The National Union of Somali Journalists reports the Islamist militant group al-Shabab has imprisoned Ali Yusuf Adan, a radio correspondent for the private media broadcaster Somaliweyn.

International watchdog groups are decrying the abduction, which they say is part of a troubling trend in areas under the control of the al-Qaida-linked Somali rebels.

Gabriel Baglo, head of the Africa program for Brussels-based International Federation of Journalists, called for Adan's immediate release.  He said the situation for journalists in Somalia right now is the most pressing on the continent.

"Somalia, in Africa presently, is the big concern.  Every day we receive reports of threats from the al-Shabab group, calling journalists and threatening them not to report anything that would be critical to them or anything that they think that is not in agreement with their religious view," he said.

It is not known why Adan has been detained by the militants, but it is suspected to be related to a report he gave before his arrest Sunday in which he described the killing of a man by al-Shabab for being tardy to a mandatory prayer session.  Al-Shabab has implemented a strict interpretation of religious sharia law in areas under its control.
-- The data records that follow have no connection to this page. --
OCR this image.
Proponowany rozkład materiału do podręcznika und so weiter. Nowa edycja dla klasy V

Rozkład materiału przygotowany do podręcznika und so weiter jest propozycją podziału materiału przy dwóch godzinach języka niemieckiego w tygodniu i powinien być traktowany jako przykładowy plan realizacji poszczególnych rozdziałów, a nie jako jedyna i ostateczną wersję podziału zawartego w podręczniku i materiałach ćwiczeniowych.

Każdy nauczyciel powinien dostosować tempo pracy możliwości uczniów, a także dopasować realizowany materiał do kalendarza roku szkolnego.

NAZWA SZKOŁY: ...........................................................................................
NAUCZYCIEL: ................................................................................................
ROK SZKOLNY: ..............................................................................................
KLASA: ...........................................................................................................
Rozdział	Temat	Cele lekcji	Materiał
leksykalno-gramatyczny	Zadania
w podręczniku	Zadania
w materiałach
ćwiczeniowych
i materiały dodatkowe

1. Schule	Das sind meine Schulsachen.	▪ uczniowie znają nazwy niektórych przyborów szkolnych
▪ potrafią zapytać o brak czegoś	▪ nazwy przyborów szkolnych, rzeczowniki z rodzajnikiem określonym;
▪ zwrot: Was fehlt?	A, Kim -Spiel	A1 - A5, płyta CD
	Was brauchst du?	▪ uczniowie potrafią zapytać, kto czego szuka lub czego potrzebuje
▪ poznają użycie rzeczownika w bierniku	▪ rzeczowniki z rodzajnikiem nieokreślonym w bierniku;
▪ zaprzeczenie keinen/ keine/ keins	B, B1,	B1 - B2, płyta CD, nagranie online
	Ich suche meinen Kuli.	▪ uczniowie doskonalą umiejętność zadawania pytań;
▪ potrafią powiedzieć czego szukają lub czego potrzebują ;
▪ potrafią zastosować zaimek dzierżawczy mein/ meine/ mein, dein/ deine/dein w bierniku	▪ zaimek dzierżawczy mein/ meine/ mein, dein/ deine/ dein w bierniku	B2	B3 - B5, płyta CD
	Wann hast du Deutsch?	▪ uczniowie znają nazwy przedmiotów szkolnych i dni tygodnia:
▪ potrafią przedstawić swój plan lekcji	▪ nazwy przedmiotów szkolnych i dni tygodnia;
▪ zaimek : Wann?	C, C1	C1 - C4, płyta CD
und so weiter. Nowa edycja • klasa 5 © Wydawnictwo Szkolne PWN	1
Nine journalists were killed in Somalia last year, and many more were injured or forced to flee amid constant harassment.

But Baglo says that, although their numbers are dwindling, there remain a number of remarkably brave professionals who continue to do an admirable job under extremely harsh conditions.
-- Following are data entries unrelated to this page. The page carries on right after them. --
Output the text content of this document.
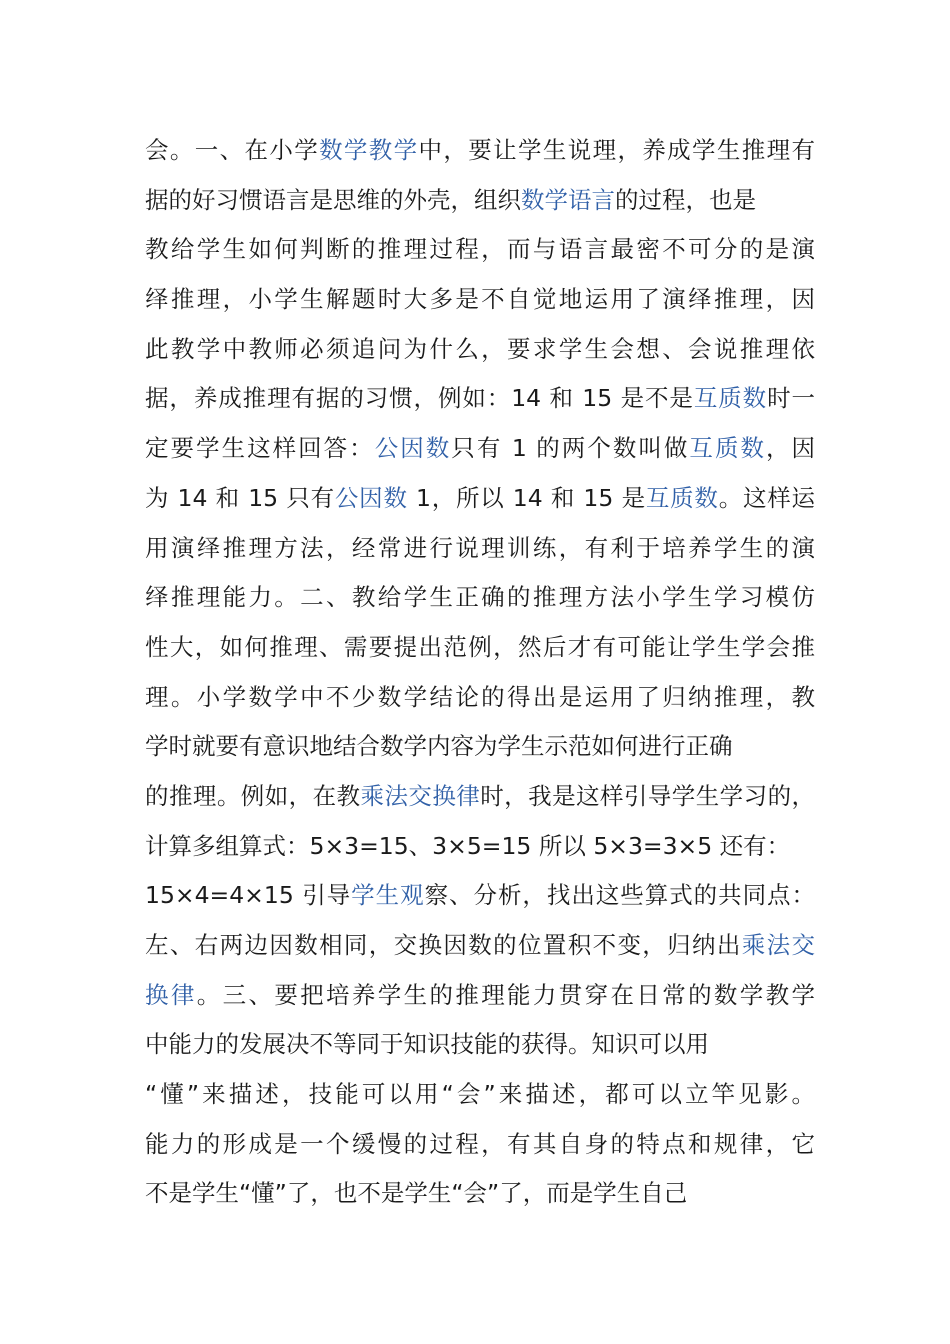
会。一、在小学数学教学中，要让学生说理，养成学生推理有
据的好习惯语言是思维的外壳，组织数学语言的过程，也是
教给学生如何判断的推理过程，而与语言最密不可分的是演
绎推理，小学生解题时大多是不自觉地运用了演绎推理，因
此教学中教师必须追问为什么，要求学生会想、会说推理依
据，养成推理有据的习惯，例如：14 和 15 是不是互质数时一
定要学生这样回答：公因数只有 1 的两个数叫做互质数，因
为 14 和 15 只有公因数 1，所以 14 和 15 是互质数。这样运
用演绎推理方法，经常进行说理训练，有利于培养学生的演
绎推理能力。二、教给学生正确的推理方法小学生学习模仿
性大，如何推理、需要提出范例，然后才有可能让学生学会推
理。小学数学中不少数学结论的得出是运用了归纳推理，教
学时就要有意识地结合数学内容为学生示范如何进行正确
的推理。例如，在教乘法交换律时，我是这样引导学生学习的，
计算多组算式：5×3=15、3×5=15 所以 5×3=3×5 还有：
15×4=4×15 引导学生观察、分析，找出这些算式的共同点：
左、右两边因数相同，交换因数的位置积不变，归纳出乘法交
换律。三、要把培养学生的推理能力贯穿在日常的数学教学
中能力的发展决不等同于知识技能的获得。知识可以用
“懂”来描述，技能可以用“会”来描述，都可以立竿见影。
能力的形成是一个缓慢的过程，有其自身的特点和规律，它
不是学生“懂”了，也不是学生“会”了，而是学生自己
"It is really difficult to practice independent journalism in Somalia presently," he added.  "But we still have very courageous journalists who continue to do this work, and we need to really commend them and support them."
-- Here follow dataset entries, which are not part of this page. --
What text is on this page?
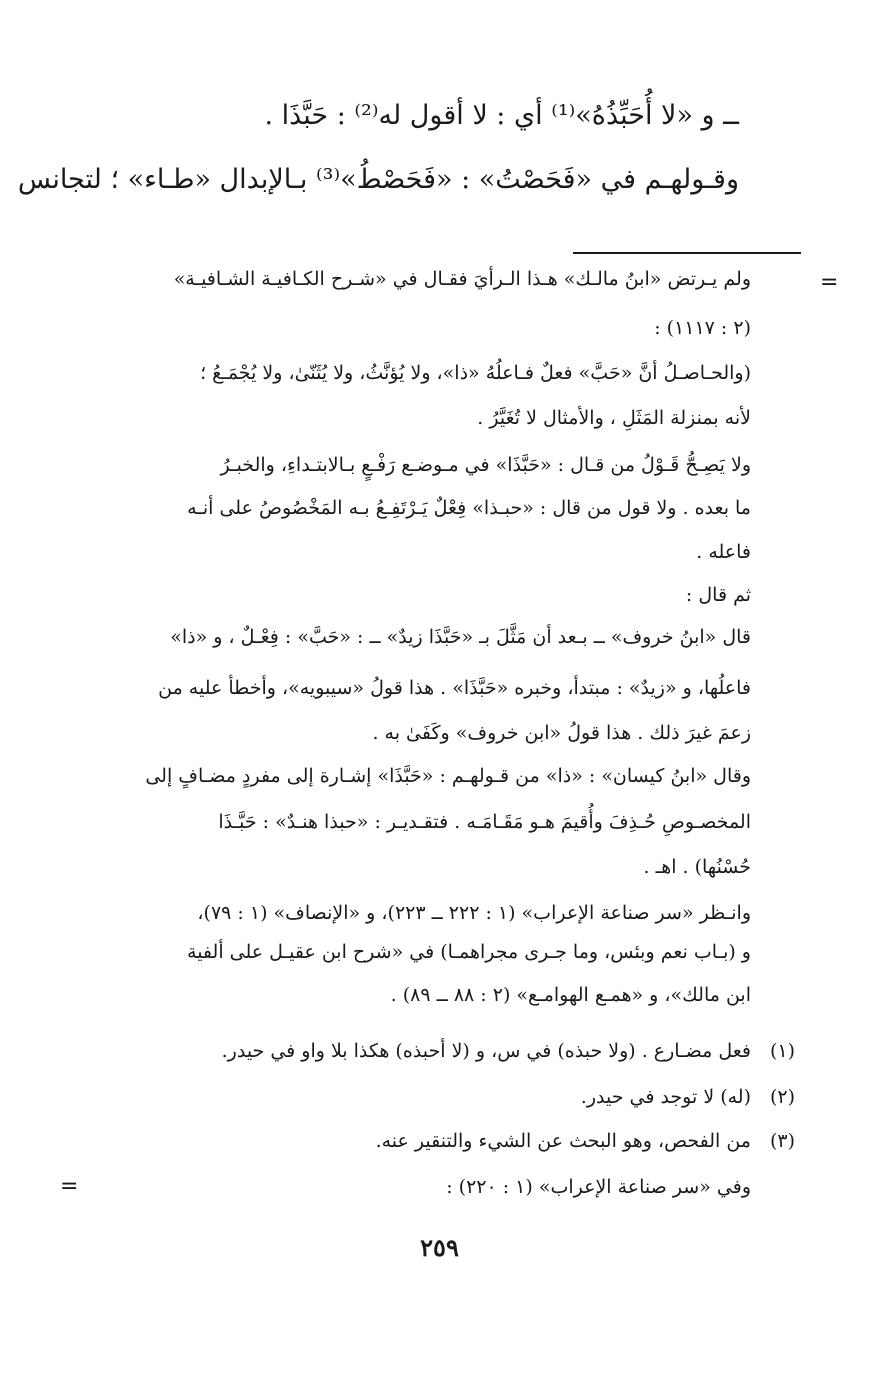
ــ و «لا أُحَبِّذُهُ»⁽¹⁾ أي : لا أقول له⁽²⁾ : حَبَّذَا .
وقـولهـم في «فَحَصْتُ» : «فَحَصْطُ»⁽³⁾ بـالإبدال «طـاء» ؛ لتجانس
=
ولم يـرتض «ابنُ مالـك» هـذا الـرأيَ فقـال في «شـرح الكـافيـة الشـافيـة»
(٢ : ١١١٧) :
(والحـاصـلُ أنَّ «حَبَّ» فعلٌ فـاعلُهُ «ذا»، ولا يُؤنَّثُ، ولا يُثَنّىٰ، ولا يُجْمَـعُ ؛
لأنه بمنزلة المَثَلِ ، والأمثال لا تُغَيَّرُ .
ولا يَصِـحُّ قَـوْلُ من قـال : «حَبَّذَا» في مـوضـع رَفْـعٍ بـالابتـداءِ، والخبـرُ
ما بعده . ولا قول من قال : «حبـذا» فِعْلٌ يَـرْتَفِـعُ بـه المَخْصُوصُ على أنـه
فاعله .
ثم قال :
قال «ابنُ خروف» ــ بـعد أن مَثَّلَ بـ «حَبَّذَا زيدٌ» ــ : «حَبَّ» : فِعْـلٌ ، و «ذا»
فاعلُها، و «زيدٌ» : مبتدأ، وخبره «حَبَّذَا» . هذا قولُ «سيبويه»، وأخطأ عليه من
زعمَ غيرَ ذلك . هذا قولُ «ابن خروف» وكَفَىٰ به .
وقال «ابنُ كيسان» : «ذا» من قـولهـم : «حَبَّذَا» إشـارة إلى مفردٍ مضـافٍ إلى
المخصـوصِ حُـذِفَ وأُقيمَ هـو مَقَـامَـه . فتقـديـر : «حبذا هنـدٌ» : حَبَّـذَا
حُسْنُها) . اهـ .
وانـظر «سر صناعة الإعراب» (١ : ٢٢٢ ــ ٢٢٣)، و «الإنصاف» (١ : ٧٩)،
و (بـاب نعم وبئس، وما جـرى مجراهمـا) في «شرح ابن عقيـل على ألفية
ابن مالك»، و «همـع الهوامـع» (٢ : ٨٨ ــ ٨٩) .
(١)
فعل مضـارع . (ولا حبذه) في س، و (لا أحبذه) هكذا بلا واو في حيدر.
(٢)
(له) لا توجد في حيدر.
(٣)
من الفحص، وهو البحث عن الشيء والتنقير عنه.
وفي «سر صناعة الإعراب» (١ : ٢٢٠) :
=
٢٥٩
A report from U.S.-based Committee to Protect Journalists (CPJ) warned the flow of journalists forced to go into foreign exile, along with the forced censorship of much of the local media under rebel control, is severely lowering the quality of Somali news that reaches the outside world.

The CPJ also reported that journalists with English-language skills were disproportionately likely to face intimidation or attacks in the Horn of Africa nation.

Al-Shabab, which espouses an arch-conservative form of Islam, is waging an intense insurgency against the Western-backed Mogadishu Transitional Federal Government.  The Islamist rebels control much of the capital and most of southern Somalia.

The Transitional Federal Government, which is headed by former Islamist rebel Sheikh Sharif Ahmed, is propped up by an African Union peacekeeping force composed of Ugandan and Burundian soldiers.